Performance Harness
This note captures the cold-start methodology, hardware envelope, and commands that back Epic C’s acceptance criteria. The doc is normative for the current workspace; CI perf jobs reference it when validating thresholds.
Hardware Profile
All threshold numbers assume the baseline lab node below. When running on different hardware, record the delta alongside the measurements.
- Debian 12 (kernel 6.x)
- x86_64 with 8 logical cores (11th-gen Intel i7 class) or Apple Silicon M-class equivalent
- 16 GB RAM, NVMe SSD
- CPU governor set to
performance; background services minimal - Wasmtime 38.0.4 (pinned via
crates/runtime/Cargo.toml) - Build profile:
cargo test --workspace(debug),cargo bench(release)

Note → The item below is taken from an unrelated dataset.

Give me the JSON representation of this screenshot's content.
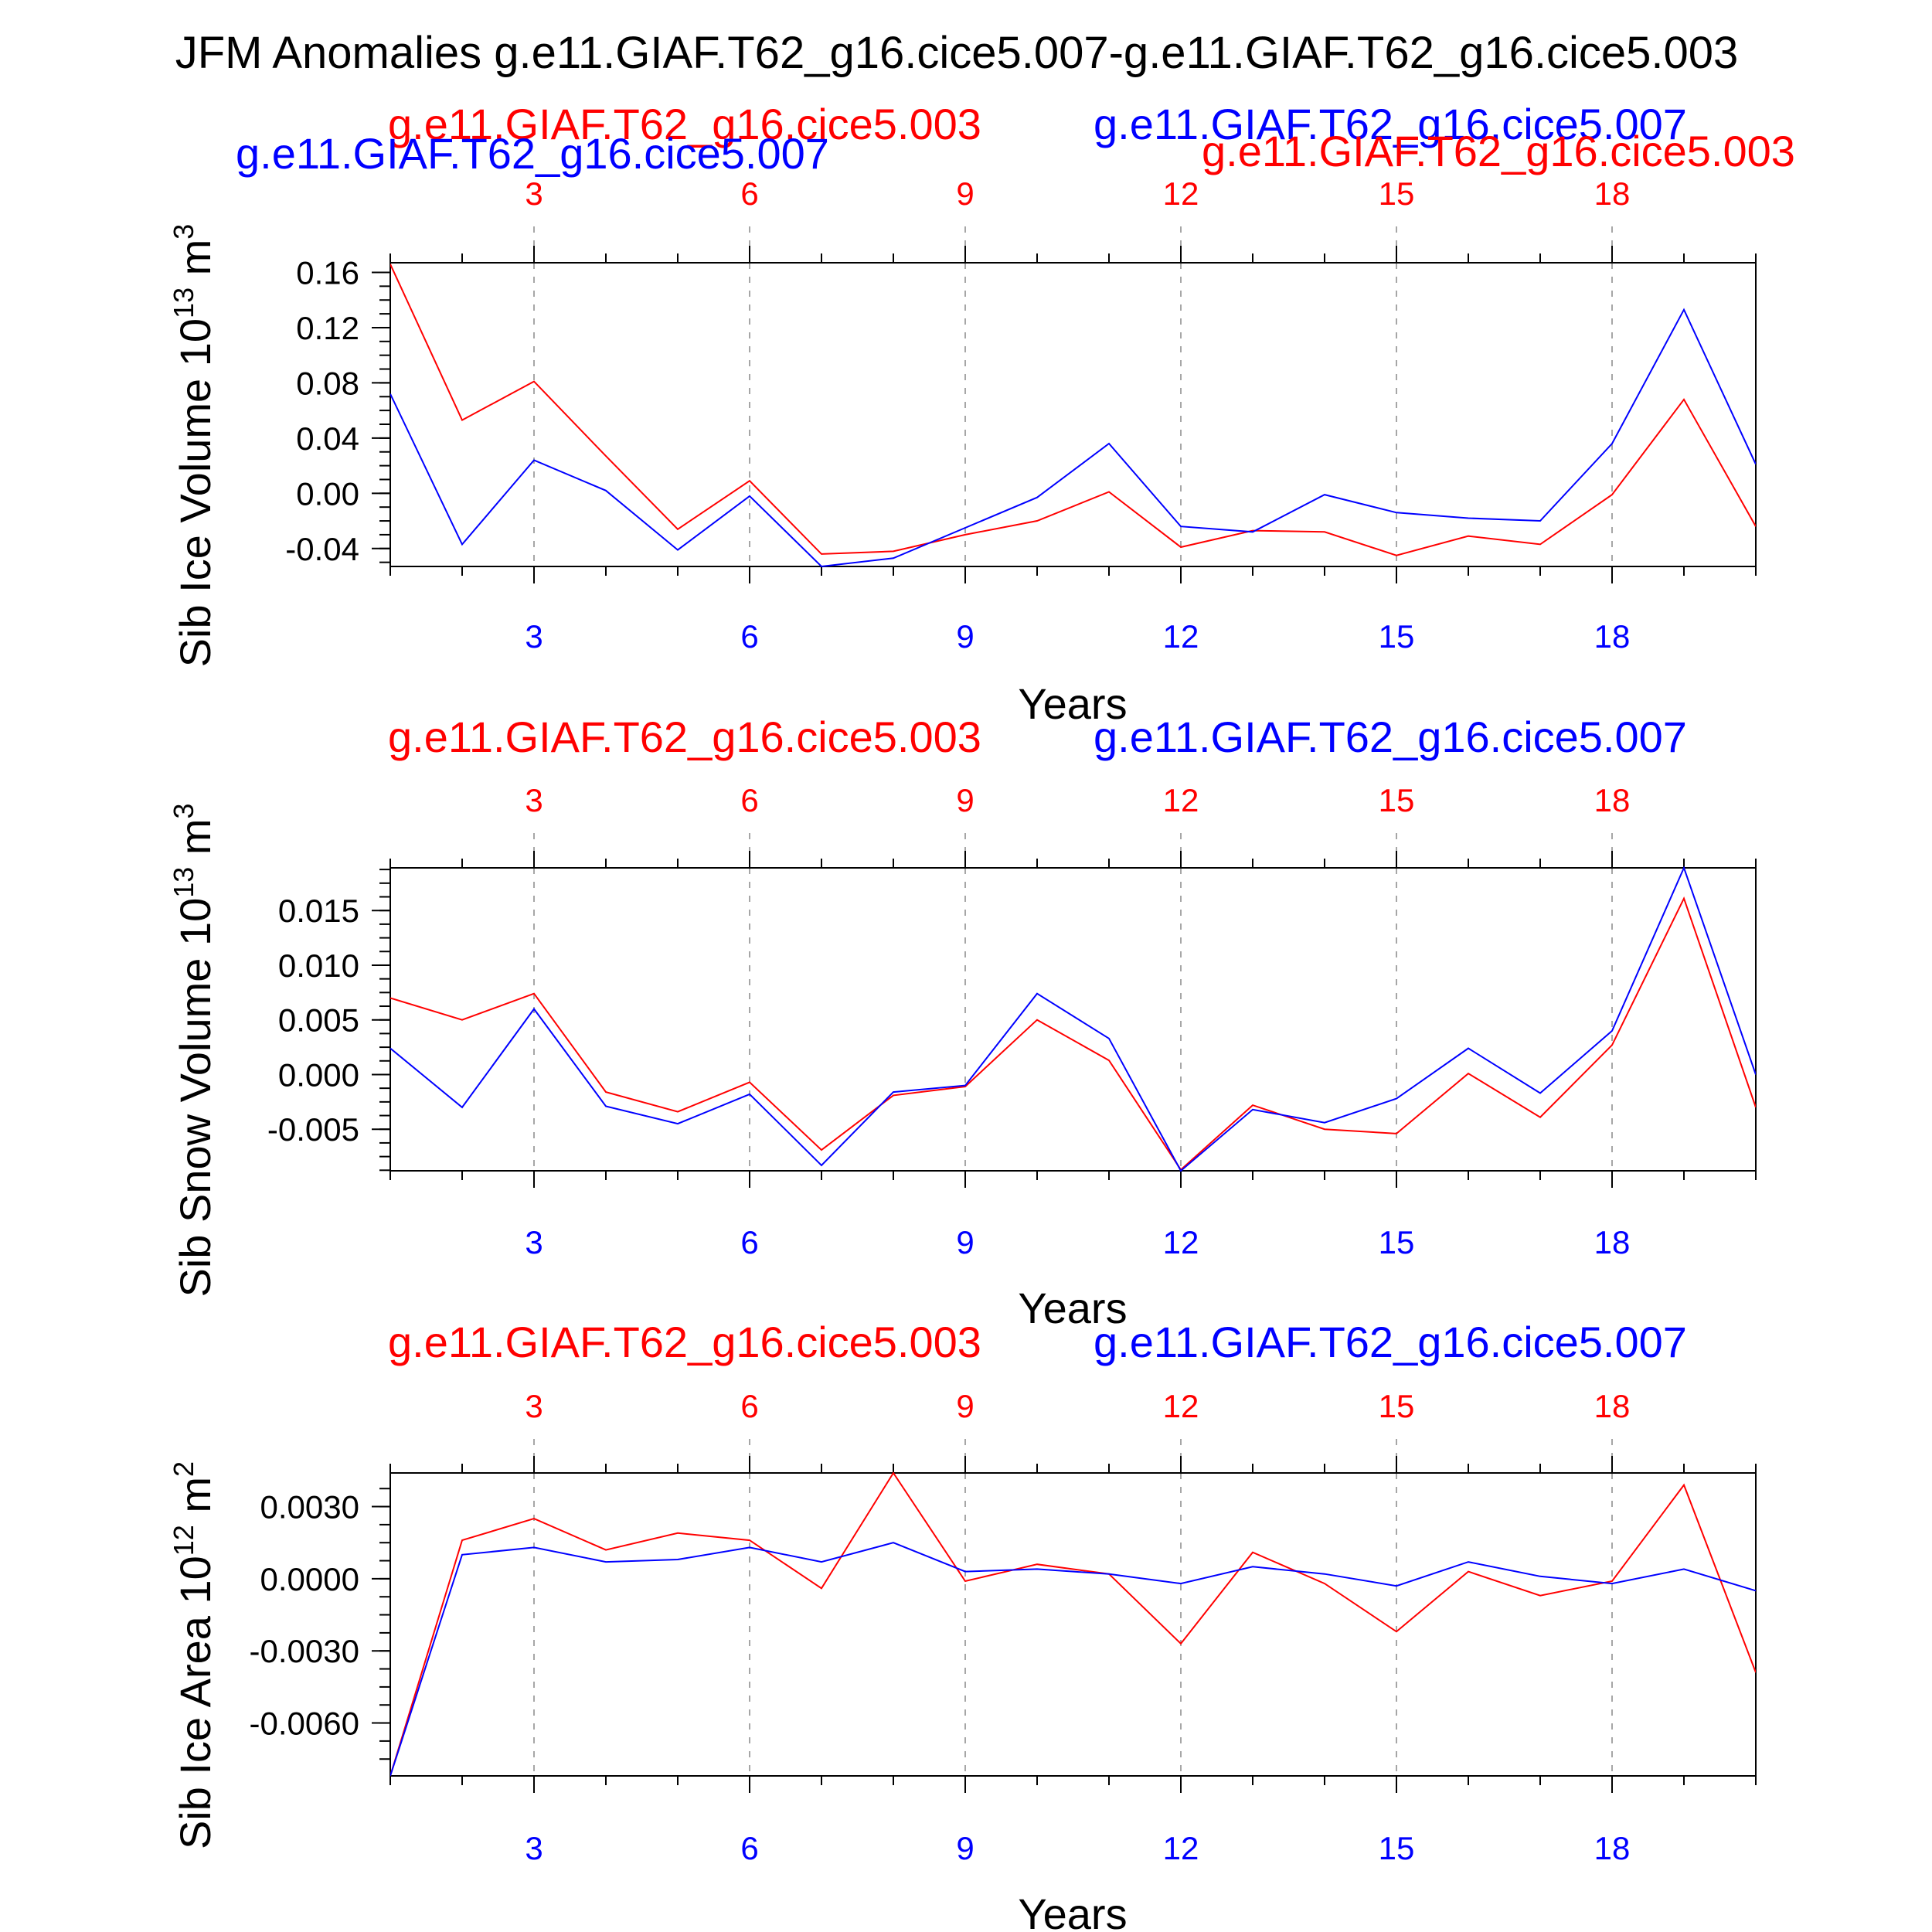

Cold-start Integration Gate
- Command:
cargo test -p runloop-runtime cold_start_p50_under_40ms - Scenario: spawn 50 idle WASM agents, capture wall-clock spawn time, assert median < 40 ms.
- Assertions: non-zero RSS (all platforms) and
cpu_total_msreported on Linux builds with default features. - Output: test failure message includes the observed median when the threshold is exceeded.
Criterion Benchmark (Informational)
- Command:
cargo bench -p runloop-runtime cold_start - Purpose: capture distribution statistics (p50/p90) for cold-start latency; results are uploaded as CI artifacts but not committed.
- Consumption: engineers reviewing perf regressions compare the latest artifact against the historical trend.
Representative Result (Illustrative)
| Build | Median | P90 | Notes |
|---|---|---|---|
debug (cargo test) | 31 ms | 36 ms | Debian 12, i7‑1185G7, governor performance |
release (cargo bench) | 24 ms | 28 ms | Same host |
Numbers above are examples taken from the baseline lab node; they are not updated automatically. When recording new measurements, include hardware + commit hash in the accompanying doc or ticket.
CI Expectations
- The integration test above runs in the
perf-cold-startCI job on hardware matching the baseline profile. Build failures gate merges. - Criterion benchmarks run in the same job; results are attached as artifacts for manual inspection.
- Regressions >10% versus the baseline require investigation before landing.
Updating This Document
- When hardware changes, update the profile table and note the effective date.
- If thresholds move (e.g., Phase 6 budgets tighten), amend both the test assertions and the documentation here.
- Keep examples concise; avoid copying full benchmark output into the repo.